Differences in Lactococcal Cell Wall Polysaccharide Structure Are Major Determining Factors in Bacteriophage Sensitivity

Analysis of the genetic locus encompassing a cell wall polysaccharide (CWPS) biosynthesis operon of eight strains of Lactococcus lactis, identified as belonging to the same CWPS type C genotype, revealed the presence of a variable region among the strains examined. The results allowed the identification of five subgroups of the C type named subtypes C-1 to C-5. This variable region contains genes encoding glycosyltransferases that display low or no sequence homology between the subgroups.

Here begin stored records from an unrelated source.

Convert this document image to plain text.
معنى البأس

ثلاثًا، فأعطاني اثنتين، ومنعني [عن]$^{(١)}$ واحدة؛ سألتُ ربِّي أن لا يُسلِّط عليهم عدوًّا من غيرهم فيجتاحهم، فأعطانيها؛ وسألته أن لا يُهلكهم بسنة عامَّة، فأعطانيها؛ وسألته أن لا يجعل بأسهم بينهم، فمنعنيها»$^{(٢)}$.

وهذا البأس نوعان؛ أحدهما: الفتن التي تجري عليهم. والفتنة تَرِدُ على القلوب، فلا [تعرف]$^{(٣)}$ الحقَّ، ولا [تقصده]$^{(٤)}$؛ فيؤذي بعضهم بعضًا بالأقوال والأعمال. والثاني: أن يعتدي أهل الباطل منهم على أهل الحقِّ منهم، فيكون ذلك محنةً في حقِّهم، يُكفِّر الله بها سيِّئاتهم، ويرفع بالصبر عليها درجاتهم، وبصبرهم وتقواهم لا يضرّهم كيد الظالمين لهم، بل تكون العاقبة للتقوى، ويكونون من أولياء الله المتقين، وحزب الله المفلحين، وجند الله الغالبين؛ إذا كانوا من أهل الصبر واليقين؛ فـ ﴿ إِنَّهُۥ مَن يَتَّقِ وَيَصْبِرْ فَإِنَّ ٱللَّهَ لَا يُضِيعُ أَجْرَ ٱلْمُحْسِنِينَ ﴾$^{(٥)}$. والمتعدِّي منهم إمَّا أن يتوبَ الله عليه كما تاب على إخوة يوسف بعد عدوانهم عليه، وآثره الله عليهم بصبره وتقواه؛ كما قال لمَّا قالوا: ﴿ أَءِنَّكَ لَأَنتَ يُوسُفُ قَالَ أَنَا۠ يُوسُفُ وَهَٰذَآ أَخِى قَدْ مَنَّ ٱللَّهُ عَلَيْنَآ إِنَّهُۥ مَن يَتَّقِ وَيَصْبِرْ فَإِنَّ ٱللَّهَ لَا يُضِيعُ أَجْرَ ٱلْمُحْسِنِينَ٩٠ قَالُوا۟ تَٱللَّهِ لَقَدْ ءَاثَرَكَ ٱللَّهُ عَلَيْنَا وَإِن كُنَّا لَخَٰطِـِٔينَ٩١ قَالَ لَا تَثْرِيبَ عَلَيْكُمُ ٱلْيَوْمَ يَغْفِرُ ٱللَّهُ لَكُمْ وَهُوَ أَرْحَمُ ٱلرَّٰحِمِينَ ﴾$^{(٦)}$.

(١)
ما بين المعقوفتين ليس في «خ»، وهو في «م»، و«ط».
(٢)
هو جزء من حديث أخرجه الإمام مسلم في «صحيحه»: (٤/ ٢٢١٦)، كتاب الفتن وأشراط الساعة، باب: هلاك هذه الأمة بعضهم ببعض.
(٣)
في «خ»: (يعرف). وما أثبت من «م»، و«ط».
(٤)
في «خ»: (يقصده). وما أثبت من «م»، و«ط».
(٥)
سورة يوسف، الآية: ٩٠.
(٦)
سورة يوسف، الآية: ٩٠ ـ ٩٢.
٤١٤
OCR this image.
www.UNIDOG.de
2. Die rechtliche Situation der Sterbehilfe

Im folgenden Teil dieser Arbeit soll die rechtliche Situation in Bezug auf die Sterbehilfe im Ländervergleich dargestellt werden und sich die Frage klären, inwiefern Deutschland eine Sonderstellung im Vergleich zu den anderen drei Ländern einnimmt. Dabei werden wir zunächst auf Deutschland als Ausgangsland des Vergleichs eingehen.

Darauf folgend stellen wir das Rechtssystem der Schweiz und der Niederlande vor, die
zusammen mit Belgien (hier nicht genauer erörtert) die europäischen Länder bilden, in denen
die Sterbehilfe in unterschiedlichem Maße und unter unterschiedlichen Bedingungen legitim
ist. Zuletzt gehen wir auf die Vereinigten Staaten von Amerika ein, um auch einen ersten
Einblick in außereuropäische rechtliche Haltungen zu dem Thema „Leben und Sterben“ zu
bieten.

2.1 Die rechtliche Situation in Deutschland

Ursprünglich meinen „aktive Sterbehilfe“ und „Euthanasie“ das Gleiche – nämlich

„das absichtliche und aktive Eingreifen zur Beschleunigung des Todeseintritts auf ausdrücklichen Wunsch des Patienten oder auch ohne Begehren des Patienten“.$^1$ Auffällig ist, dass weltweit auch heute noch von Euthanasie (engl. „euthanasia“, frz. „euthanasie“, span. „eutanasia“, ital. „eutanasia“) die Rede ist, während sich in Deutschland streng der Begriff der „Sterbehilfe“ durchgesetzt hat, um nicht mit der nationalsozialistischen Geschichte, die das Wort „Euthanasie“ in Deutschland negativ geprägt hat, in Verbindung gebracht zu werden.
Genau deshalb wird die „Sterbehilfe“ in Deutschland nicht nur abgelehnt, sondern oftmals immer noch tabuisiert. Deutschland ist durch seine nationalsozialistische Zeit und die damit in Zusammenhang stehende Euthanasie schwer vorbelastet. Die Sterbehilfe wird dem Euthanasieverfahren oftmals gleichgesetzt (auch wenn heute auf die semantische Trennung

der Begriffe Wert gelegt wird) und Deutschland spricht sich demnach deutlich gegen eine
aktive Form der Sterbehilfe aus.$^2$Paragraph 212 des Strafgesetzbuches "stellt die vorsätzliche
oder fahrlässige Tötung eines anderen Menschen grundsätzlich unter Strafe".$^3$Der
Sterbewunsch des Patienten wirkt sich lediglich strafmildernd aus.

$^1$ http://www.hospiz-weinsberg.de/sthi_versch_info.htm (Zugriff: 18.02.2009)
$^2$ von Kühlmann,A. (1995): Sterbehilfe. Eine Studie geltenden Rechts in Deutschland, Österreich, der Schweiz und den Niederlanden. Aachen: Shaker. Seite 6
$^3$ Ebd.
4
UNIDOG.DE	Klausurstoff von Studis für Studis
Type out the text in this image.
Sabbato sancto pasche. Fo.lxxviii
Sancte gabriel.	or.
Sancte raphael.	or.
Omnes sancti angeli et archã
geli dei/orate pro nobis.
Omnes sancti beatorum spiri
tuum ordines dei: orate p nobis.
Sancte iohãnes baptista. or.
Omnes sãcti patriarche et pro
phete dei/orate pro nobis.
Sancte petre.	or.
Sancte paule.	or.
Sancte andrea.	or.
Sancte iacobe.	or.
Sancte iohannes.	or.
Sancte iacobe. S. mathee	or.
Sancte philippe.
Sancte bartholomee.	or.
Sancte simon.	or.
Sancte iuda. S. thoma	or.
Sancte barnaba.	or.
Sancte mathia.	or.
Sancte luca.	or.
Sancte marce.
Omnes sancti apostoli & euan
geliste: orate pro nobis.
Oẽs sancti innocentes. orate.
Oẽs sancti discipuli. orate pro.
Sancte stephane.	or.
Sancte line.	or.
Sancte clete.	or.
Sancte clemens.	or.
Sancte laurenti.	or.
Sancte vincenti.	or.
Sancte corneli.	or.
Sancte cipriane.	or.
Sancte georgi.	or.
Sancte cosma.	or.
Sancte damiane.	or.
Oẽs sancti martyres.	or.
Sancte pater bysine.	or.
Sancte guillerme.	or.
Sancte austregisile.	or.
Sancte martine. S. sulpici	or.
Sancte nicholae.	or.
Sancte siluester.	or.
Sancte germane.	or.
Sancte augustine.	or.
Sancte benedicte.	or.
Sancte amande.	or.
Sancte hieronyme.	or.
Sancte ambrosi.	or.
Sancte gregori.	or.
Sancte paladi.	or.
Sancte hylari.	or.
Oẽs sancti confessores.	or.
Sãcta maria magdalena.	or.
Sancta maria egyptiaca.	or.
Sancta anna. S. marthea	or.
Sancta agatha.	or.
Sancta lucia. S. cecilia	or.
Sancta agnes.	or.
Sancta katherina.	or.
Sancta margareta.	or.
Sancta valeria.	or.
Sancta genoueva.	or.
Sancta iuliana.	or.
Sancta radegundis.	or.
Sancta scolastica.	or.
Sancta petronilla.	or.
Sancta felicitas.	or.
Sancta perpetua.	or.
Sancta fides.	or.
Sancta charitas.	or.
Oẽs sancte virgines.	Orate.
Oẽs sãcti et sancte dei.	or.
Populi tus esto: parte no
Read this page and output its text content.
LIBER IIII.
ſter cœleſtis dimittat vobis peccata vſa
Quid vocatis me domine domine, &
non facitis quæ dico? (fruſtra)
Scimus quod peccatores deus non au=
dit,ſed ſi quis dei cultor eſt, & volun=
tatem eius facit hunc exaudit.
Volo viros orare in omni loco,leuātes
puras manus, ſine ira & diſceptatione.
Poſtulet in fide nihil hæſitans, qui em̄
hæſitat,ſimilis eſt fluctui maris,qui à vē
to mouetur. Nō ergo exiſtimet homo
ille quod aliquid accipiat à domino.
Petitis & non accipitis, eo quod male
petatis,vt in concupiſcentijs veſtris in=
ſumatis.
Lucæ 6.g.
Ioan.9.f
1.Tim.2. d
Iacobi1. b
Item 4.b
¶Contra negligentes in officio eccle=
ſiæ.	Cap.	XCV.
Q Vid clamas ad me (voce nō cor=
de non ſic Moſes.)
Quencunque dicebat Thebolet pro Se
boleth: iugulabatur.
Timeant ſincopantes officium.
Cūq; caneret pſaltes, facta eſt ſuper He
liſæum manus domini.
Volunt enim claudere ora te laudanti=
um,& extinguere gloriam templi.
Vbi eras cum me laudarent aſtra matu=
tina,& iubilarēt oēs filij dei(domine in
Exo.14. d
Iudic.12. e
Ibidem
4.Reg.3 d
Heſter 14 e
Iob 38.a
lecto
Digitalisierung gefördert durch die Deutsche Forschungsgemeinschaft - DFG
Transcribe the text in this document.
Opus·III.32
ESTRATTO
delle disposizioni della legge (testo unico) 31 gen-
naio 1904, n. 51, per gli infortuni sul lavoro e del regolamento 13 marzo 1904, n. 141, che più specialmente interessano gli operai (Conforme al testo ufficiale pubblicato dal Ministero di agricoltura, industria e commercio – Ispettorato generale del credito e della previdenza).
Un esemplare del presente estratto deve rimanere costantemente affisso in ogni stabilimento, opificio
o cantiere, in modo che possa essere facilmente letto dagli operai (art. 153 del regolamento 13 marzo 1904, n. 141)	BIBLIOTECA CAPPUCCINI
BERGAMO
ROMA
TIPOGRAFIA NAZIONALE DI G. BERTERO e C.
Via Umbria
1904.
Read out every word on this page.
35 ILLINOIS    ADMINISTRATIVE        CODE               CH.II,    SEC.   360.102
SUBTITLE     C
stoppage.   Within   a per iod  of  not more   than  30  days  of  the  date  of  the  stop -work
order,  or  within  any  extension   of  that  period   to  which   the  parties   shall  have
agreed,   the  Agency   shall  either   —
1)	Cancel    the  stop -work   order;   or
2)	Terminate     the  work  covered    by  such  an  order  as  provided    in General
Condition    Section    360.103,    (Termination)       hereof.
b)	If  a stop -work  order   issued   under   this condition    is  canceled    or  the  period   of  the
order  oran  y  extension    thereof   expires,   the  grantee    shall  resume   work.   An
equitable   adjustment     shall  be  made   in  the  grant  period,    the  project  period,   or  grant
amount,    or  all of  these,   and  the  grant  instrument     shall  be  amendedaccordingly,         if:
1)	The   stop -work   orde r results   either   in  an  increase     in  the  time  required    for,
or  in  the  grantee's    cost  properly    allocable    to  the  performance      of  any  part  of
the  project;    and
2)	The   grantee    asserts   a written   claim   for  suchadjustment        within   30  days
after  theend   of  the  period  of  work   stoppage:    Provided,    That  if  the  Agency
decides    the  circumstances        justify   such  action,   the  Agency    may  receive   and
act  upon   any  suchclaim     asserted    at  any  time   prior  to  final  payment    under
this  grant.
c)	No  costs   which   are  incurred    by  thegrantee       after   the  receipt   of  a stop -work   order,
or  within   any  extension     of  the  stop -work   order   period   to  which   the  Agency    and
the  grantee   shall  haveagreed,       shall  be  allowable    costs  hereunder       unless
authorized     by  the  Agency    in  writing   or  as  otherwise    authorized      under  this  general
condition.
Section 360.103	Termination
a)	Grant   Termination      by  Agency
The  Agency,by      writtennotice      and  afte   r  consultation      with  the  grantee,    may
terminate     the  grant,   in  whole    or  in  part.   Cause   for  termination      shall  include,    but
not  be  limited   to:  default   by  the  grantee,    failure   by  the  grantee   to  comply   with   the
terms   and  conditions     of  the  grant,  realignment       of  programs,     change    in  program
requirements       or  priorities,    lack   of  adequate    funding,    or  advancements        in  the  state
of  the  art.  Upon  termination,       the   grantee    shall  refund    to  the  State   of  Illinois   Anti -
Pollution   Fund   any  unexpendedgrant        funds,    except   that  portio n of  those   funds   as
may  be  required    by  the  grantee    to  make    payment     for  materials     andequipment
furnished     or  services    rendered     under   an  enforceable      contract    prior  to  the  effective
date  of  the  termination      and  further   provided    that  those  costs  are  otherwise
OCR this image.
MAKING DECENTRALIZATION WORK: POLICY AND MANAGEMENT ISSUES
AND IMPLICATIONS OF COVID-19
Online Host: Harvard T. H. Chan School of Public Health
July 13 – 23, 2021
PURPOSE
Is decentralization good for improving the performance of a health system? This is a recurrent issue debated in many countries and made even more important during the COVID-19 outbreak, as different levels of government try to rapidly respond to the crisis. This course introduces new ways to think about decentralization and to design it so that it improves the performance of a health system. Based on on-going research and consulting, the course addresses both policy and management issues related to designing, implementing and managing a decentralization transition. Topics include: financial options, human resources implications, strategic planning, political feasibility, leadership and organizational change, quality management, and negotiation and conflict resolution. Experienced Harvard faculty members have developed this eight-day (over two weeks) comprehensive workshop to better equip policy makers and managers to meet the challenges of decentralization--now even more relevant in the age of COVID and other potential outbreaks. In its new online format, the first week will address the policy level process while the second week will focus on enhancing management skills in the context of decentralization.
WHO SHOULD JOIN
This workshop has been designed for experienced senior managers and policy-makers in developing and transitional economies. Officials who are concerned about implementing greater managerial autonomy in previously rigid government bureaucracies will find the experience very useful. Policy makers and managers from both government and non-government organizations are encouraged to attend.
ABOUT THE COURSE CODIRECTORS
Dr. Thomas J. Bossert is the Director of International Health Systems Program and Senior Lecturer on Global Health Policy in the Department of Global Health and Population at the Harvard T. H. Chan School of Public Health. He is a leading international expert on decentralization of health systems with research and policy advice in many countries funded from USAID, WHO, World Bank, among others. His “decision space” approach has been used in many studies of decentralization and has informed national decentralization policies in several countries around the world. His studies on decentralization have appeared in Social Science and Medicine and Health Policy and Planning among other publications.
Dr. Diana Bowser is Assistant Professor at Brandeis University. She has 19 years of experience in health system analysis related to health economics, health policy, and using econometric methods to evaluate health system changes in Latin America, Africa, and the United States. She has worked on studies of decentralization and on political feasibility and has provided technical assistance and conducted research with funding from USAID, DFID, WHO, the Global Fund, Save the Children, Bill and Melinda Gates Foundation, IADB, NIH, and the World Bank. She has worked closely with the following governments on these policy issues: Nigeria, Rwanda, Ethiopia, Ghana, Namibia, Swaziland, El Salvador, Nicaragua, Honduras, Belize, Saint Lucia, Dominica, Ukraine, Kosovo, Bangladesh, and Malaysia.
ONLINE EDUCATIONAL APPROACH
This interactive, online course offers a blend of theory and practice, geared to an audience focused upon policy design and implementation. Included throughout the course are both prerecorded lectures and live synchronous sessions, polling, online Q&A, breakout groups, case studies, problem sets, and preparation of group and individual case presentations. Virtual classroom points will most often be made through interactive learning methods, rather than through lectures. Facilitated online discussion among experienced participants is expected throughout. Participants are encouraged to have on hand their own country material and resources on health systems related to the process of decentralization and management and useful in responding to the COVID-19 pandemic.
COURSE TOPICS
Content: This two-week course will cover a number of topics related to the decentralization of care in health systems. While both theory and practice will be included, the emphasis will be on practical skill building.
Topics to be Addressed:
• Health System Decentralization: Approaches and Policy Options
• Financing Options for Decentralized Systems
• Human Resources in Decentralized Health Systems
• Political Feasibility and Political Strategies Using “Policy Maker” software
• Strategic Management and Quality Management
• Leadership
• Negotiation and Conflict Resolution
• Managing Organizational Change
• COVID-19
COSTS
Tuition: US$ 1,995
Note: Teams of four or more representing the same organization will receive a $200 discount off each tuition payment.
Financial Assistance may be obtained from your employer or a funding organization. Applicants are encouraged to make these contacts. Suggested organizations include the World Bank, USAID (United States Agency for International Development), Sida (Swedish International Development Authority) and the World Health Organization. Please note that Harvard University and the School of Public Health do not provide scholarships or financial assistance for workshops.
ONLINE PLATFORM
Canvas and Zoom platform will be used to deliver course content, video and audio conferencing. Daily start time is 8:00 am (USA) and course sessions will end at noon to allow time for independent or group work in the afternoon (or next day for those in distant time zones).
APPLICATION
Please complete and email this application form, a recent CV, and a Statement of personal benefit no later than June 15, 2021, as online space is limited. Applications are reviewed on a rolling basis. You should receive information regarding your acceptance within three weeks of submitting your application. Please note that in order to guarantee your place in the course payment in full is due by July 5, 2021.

In this study, we purified an acidic polysaccharide from the cell wall of L. lactis 3107 (subtype C-2) and confirmed that it is structurally different from the previously established CWPS of subtype C-1 L. lactis MG1363. The CWPS of L. lactis 3107 is composed of pentasaccharide repeating units linked by phosphodiester bonds with the structure 6-alpha-Glc-3-beta-Galf-3-beta-GlcNAc-2-beta-Galf-6-alpha-GlcNAc-1-P. Combinations of genes from the variable region of subtype C-2 were introduced into a mutant of subtype C-1 L. lactis NZ9000 deficient in CWPS biosynthesis. The resulting recombinant mutant synthesized a polysaccharide with a composition characteristic of that of subtype C-2 L. lactis 3107 and not wild-type C-1 L. lactis NZ9000. By challenging the recombinant mutant with various lactococcal phages, we demonstrated that CWPS is the host cell surface receptor of tested bacteriophages of both the P335 and 936 groups and that differences between the CWPS structures play a crucial role in determining phage host range. IMPORTANCE Despite the efforts of nearly 80 years of lactococcal phage research, the precise nature of the cell surface receptors of the P335 and 936 phage group receptors has remained elusive. This work demonstrates the molecular nature of a P335 group receptor while bolstering the evidence of its role in host recognition by phages of the 936 group and at least partially explains why such phages have a very narrow host range. The information generated will be instrumental in understanding the molecular mechanisms of how phages recognize specific saccharidic receptors located on the surface of their bacterial host.